Jamie Dimon, the CEO and Chairman of JPMorgan Chase (NYSE:JPM), wants stablecoin issuers to offer rewards on payments, not on balances, according to an interview this week with CNBC. Banks kindof already do this with credit cards.
The ongoing debate over whether stablecoin holders should earn interest on these digital assets continues as the details of crypto market infrastructure legislation are hashed out. The banks, fearful of competition, do not want stablecoin issuers to pay interest to holders of payment stablecoin. They fear this because many banks currently pay little or nothing to individuals who hold deposits. They hold cheap and lend high. It is a good business. If banks face competition for deposits, this may mean they need to improve their service to depositors. Of course, this may make legacy banks less profitable, but it would certainly make the masses happy.
Speaking with CNBC, Dimon says that if you hold a balance, you should be regulated as a bank. Apparently, he does not want a level playing field on the other side where JPM offers stablecoins and pays interest to holders.

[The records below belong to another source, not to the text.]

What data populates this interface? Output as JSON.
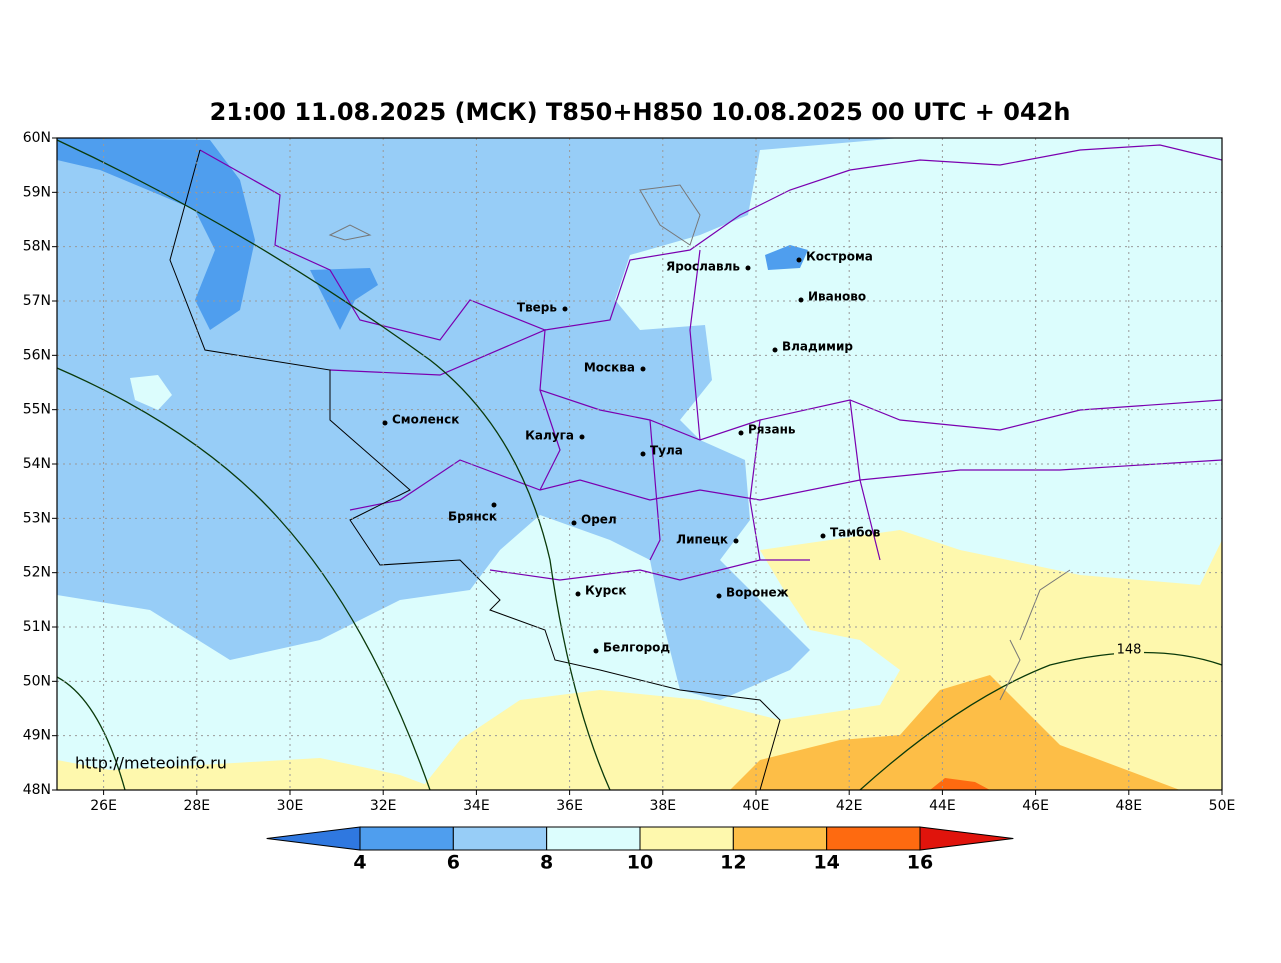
{
  "title": "21:00 11.08.2025 (МСК) T850+H850 10.08.2025 00 UTC + 042h",
  "map": {
    "lonlim": [
      25,
      50
    ],
    "latlim": [
      48,
      60
    ],
    "lat_ticks": [
      {
        "value": 48,
        "label": "48N"
      },
      {
        "value": 49,
        "label": "49N"
      },
      {
        "value": 50,
        "label": "50N"
      },
      {
        "value": 51,
        "label": "51N"
      },
      {
        "value": 52,
        "label": "52N"
      },
      {
        "value": 53,
        "label": "53N"
      },
      {
        "value": 54,
        "label": "54N"
      },
      {
        "value": 55,
        "label": "55N"
      },
      {
        "value": 56,
        "label": "56N"
      },
      {
        "value": 57,
        "label": "57N"
      },
      {
        "value": 58,
        "label": "58N"
      },
      {
        "value": 59,
        "label": "59N"
      },
      {
        "value": 60,
        "label": "60N"
      }
    ],
    "lon_ticks": [
      {
        "value": 26,
        "label": "26E"
      },
      {
        "value": 28,
        "label": "28E"
      },
      {
        "value": 30,
        "label": "30E"
      },
      {
        "value": 32,
        "label": "32E"
      },
      {
        "value": 34,
        "label": "34E"
      },
      {
        "value": 36,
        "label": "36E"
      },
      {
        "value": 38,
        "label": "38E"
      },
      {
        "value": 40,
        "label": "40E"
      },
      {
        "value": 42,
        "label": "42E"
      },
      {
        "value": 44,
        "label": "44E"
      },
      {
        "value": 46,
        "label": "46E"
      },
      {
        "value": 48,
        "label": "48E"
      },
      {
        "value": 50,
        "label": "50E"
      }
    ],
    "cities": [
      "Ярославль",
      "Кострома",
      "Иваново",
      "Тверь",
      "Владимир",
      "Москва",
      "Смоленск",
      "Рязань",
      "Калуга",
      "Тула",
      "Брянск",
      "Орел",
      "Липецк",
      "Тамбов",
      "Курск",
      "Воронеж",
      "Белгород"
    ],
    "contour_label": 148,
    "watermark": "http://meteoinfo.ru"
  },
  "colorbar": {
    "ticks": [
      4,
      6,
      8,
      10,
      12,
      14,
      16
    ],
    "colors": [
      "#2f78e0",
      "#4f9eee",
      "#97cdf7",
      "#dcfdfd",
      "#fef8ad",
      "#fdbe47",
      "#fe6a10",
      "#e0140c"
    ]
  }
}
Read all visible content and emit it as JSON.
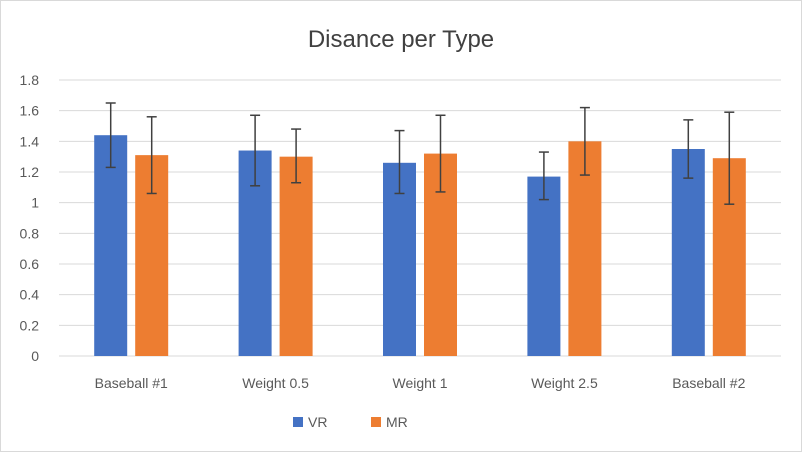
{
  "chart_data": {
    "type": "bar",
    "title": "Disance per Type",
    "categories": [
      "Baseball #1",
      "Weight 0.5",
      "Weight 1",
      "Weight 2.5",
      "Baseball #2"
    ],
    "series": [
      {
        "name": "VR",
        "color": "#4472c4",
        "values": [
          1.44,
          1.34,
          1.26,
          1.17,
          1.35
        ],
        "err_low": [
          1.23,
          1.11,
          1.06,
          1.02,
          1.16
        ],
        "err_high": [
          1.65,
          1.57,
          1.47,
          1.33,
          1.54
        ]
      },
      {
        "name": "MR",
        "color": "#ed7d31",
        "values": [
          1.31,
          1.3,
          1.32,
          1.4,
          1.29
        ],
        "err_low": [
          1.06,
          1.13,
          1.07,
          1.18,
          0.99
        ],
        "err_high": [
          1.56,
          1.48,
          1.57,
          1.62,
          1.59
        ]
      }
    ],
    "ylim": [
      0,
      1.8
    ],
    "yticks": [
      "0",
      "0.2",
      "0.4",
      "0.6",
      "0.8",
      "1",
      "1.2",
      "1.4",
      "1.6",
      "1.8"
    ],
    "grid": true,
    "legend_position": "bottom",
    "gridline_color": "#d9d9d9",
    "errorbar_color": "#404040"
  }
}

Under the GENIUS Act, payment stablecoin issuers must hold 1-to-1 reserves in low-risk/risk-free assets. This means US Treasuries and similar. As Treasuries generate interest, stablecoin issuers could share this with users instead of keeping it all to themselves. Dimon says if you want to become a bank, then become a bank and do what you want. Meanwhile, a growing number of digital asset firms are doing just that.
In the end, policymakers should support the little guy – consumers. Legacy banks can adapt and compete with the same rules as crypto firms. Legacy banks have been good at creating regulatory moats to protect their business, but innovation will inevitably reduce this competitive edge. If you can’t beat them, join them.